Shiru does not share students’ personal information with any third parties or directly with their sponsor companies. It only gives sponsors “aggregate data,” such as how many students visit the café and the general breakdown of those students with respect to majors and class years. If a student wants to share their information with a sponsoring company, they must do so directly.

Arnav Agarwal ’19, CEO of Tiger Capital Management, thinks that the timing of Shiru’s opening is the main reason for possible animosity.

“People find it creepy and are somewhat surprised with how much Facebook, for example, knows about them,” he noted.

However, he thinks conflating Facebook’s scandals and Shiru’s business model is unjustified. He believes that students with accounts on Handshake or LinkedIn already make their data public, and that clubs at an activities fair ask for just about as much information as Shiru does.

Buchholz is more skeptical about how the service will affect students’ ability to search broadly for careers. 

He said he’s worried that Shiru would compete with the University’s existing career matching services.

”Students are going to have more of their attention devoted to firms that pay for that attention,” Buchholz said. “Whereas the University’s services are configured on behalf of students, this service is configured for the firms that pay them.”

He said this means that students could possibly only expose themselves to a subset of the possible jobs that might appeal to them.

Buchholz pointed out that aggressive early recruiting can reduce the amount of time truly devoted to searching for a career, and that there are many great jobs available with less advertising capabilities than a large corporation.

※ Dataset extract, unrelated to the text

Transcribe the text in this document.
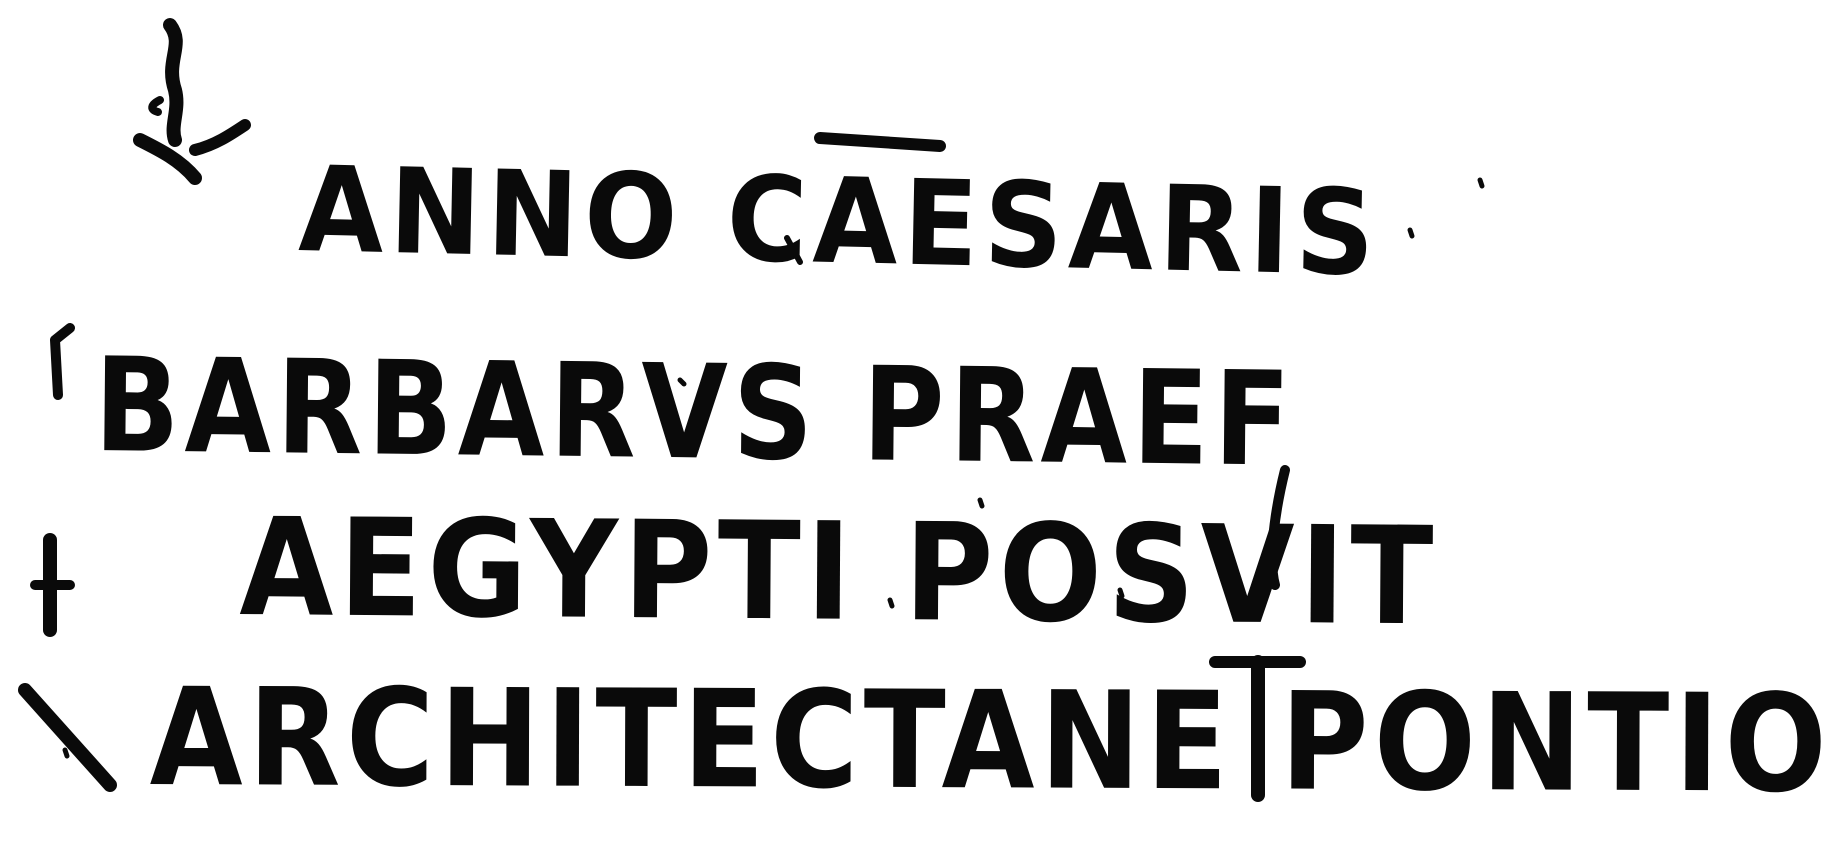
ANNO CAESARIS
BARBARVS PRAEF
AEGYPTI POSVIT
ARCHITECTANE PONTIO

Buchholz also added that the myriad of other employment options available to students “just don’t have the same resources as big banks to put people in all the college campuses and market themselves.”

“The firms are the customers of this shop, not the students,” he said, “You have access here to Career Services, and they’re going to connect students to a much broader set of options, only with the difference that they don’t give you free coffee while they do it.”

Kimberly Betz, executive director of Career Services at the University, echoed this sentiment, highlighting the importance of students making their own decisions while job hunting. She hopes that students will self-assess, thinking about their own interests, values, and skills, before they reach out to companies.

“It’s really about a student taking ownership of the process and saying, ‘What is it I’m looking for, and how can I make that happen?,’ as opposed to just being more receptive and saying, ‘Well, I’m just going to respond to the things that present themselves to me,’” she explained.

In a letter to the Editor of the Brown Daily Herald last December, two Brown students called for a boycott of Shiru Café. They noted that, due to the number of technology and consulting representatives that already recruit at Brown, many students are already drawn into careers at large consulting and technology companies, which they considered to be a problem. They felt Shiru Café would only worsen this problem, since, as the Brown Daily Herald reported earlier, “last year, 40 percent of JP Morgan Japan’s new hires were Shiru Café patrons.”

However, Agarwal pointed out that students already flock to corporate info-sessions and coffee chats. Shiru’s company-student meetups, to him, are very similar. If anything, in his mind, Shiru’s corporate presence helps students.

He said existing recruiting processes are terribly non-transparent.

“It’s all about networking, and I think a lot of people have a specific advantage if they come from a finance background or are from America,” Agarwal said. “So I think this actually levels the playing field for a lot of students who can have the opportunity to go to [Shiru's] sessions and understand how the process really works.”